In this paper, the feasibility and effectiveness of a guided-wave approach are investigated as a first step toward the development of an automated non-contact ultrasonic system for inspecting railroad spikes to locate cracks and breaks. An automated system is desired that can perform the inspection more effectively and reliably than current manual tapping or pulling methods. The goal of this research is to detect damage in railroad spikes in a well-controlled laboratory environment. A recent study using contact ultrasonic transducers for spike inspection revealed many limitations, including high signal attenuation, high sensitivity to transducer positioning, and the need to use an ultrasonic couplant. To circumvent these limitations and provide a more robust inspection method, an “airborne ultrasound” system comprised of an air-coupled transducer (ACT) for actuation and a laser Doppler vibrometer (LDV) for sensing is proposed and evaluated.
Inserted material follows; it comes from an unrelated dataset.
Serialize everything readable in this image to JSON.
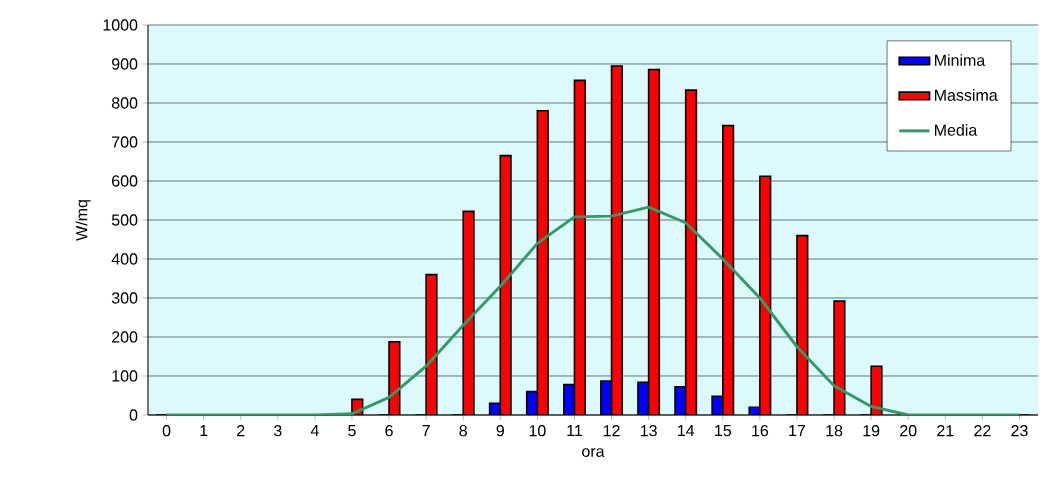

The inspection system employs the concept of guided waves, which propagate with less attenuation at lower ultrasonic frequencies and, hence, a larger amplitude than that from the bulk waves typically used for ultrasonic nondestructive inspection (NDI). The detection of broken spikes is based on the premise that the wave energy will be attenuated in the transmitted wave inhibited by the damage and amplified in the reflected wave from additional waves scattered from the damage. Initial tests on cut spikes demonstrated that the proposed system performs with confidence of damage detection based on baseline comparisons with pristine spikes.